Professor Galvin: We were not able to identify any predictive risk factor other than patients who fluctuated were slightly (but not significantly) younger.
Circunvalación del Hipocampo: Can be identified distinctive features for cognitive fluctuations between Alzheimer disease and dementia with Lewy bodies?
Professor Galvin: Obviously the presence of the other core features of dementia with Lewy bodies help to distinguish this disorder from Alzheimer disease. However, we did not specifically address the question of distinction between fluctuation features of Alzheimer disease versus dementia with Lewy bodies. This is on-going investigation.
Circunvalación del Hipocampo: How do cognitive fluctuations affect an Alzheimer disease patient prognosis?
Professor Galvin: In our study, the presence of fluctuations worsens neuropsychological test performance and Clinical Dementia Ratings. From a prognosis standpoint, this might suggest that Alzheimer disease with fluctuations may progress at a faster rate than Alzheimer disease without fluctuations —this still needs to be tested. Additionally, those Alzheimer disease patients with fluctuations had the most notable impact on their executive and visuospatial skills and these patients may be more impaired at early stages of the disease than those patients without fluctuations. We have previously reported (Archives of Neurology, 2009) that visuospatial domains are the first to change in Alzheimer disease, approximately 3 years before the clinical diagnosis. It would be interesting to go back and see if these individuals exhibited signs of cognitive fluctuation.
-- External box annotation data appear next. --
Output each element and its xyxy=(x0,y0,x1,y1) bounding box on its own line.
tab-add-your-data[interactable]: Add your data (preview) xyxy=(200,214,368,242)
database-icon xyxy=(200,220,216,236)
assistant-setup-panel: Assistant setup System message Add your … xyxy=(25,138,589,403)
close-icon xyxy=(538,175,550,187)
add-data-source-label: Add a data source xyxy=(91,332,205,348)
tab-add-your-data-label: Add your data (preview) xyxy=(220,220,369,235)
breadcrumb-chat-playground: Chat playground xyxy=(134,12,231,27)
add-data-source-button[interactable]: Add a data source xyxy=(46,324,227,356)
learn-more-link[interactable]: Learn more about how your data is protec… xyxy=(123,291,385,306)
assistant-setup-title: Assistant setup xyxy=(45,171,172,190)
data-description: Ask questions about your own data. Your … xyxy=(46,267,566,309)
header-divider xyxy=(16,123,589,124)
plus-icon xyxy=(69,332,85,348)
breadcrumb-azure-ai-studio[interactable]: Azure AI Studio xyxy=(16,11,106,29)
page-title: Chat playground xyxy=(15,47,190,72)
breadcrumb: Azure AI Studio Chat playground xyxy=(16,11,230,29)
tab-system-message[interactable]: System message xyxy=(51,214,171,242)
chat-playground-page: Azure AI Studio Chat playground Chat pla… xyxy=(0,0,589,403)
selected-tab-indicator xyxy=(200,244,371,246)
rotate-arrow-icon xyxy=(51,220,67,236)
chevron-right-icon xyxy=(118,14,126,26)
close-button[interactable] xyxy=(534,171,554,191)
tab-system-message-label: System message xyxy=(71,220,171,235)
Circunvalación del Hipocampo: A final question, perhaps abusing your generosity: We know about your contributions to the knowledge of protein aggregates on several dementia-exhibiting neurodegenerative disorders. What’s your current opinion about their role on the pathological process: cause or consequence?
Professor Galvin: I think the correct answer will turn out to be “both”. Clearly, the disease process begins with detection of protein aggregation. Studies of preclinical Alzheimer disease and Down syndrome suggest that amyloid deposition may begin 10 years or more before the first clinical symptom —this would suggest cause. However, once the disease manifests clinical symptoms, there is poor correlation between disease progression/severity and amyloid. In this case, tau aggregation seems to correlate best with the disease process —this would suggest consequence. Hence, the answer to the question may depend not on the disease studied, but at what time in the disease process you ask the question.
Circunvalación del Hipocampo: Professor Galvin, thank you very much for accepting this interview. We are sure that all of our readers will find it clear, helpful and very interesting.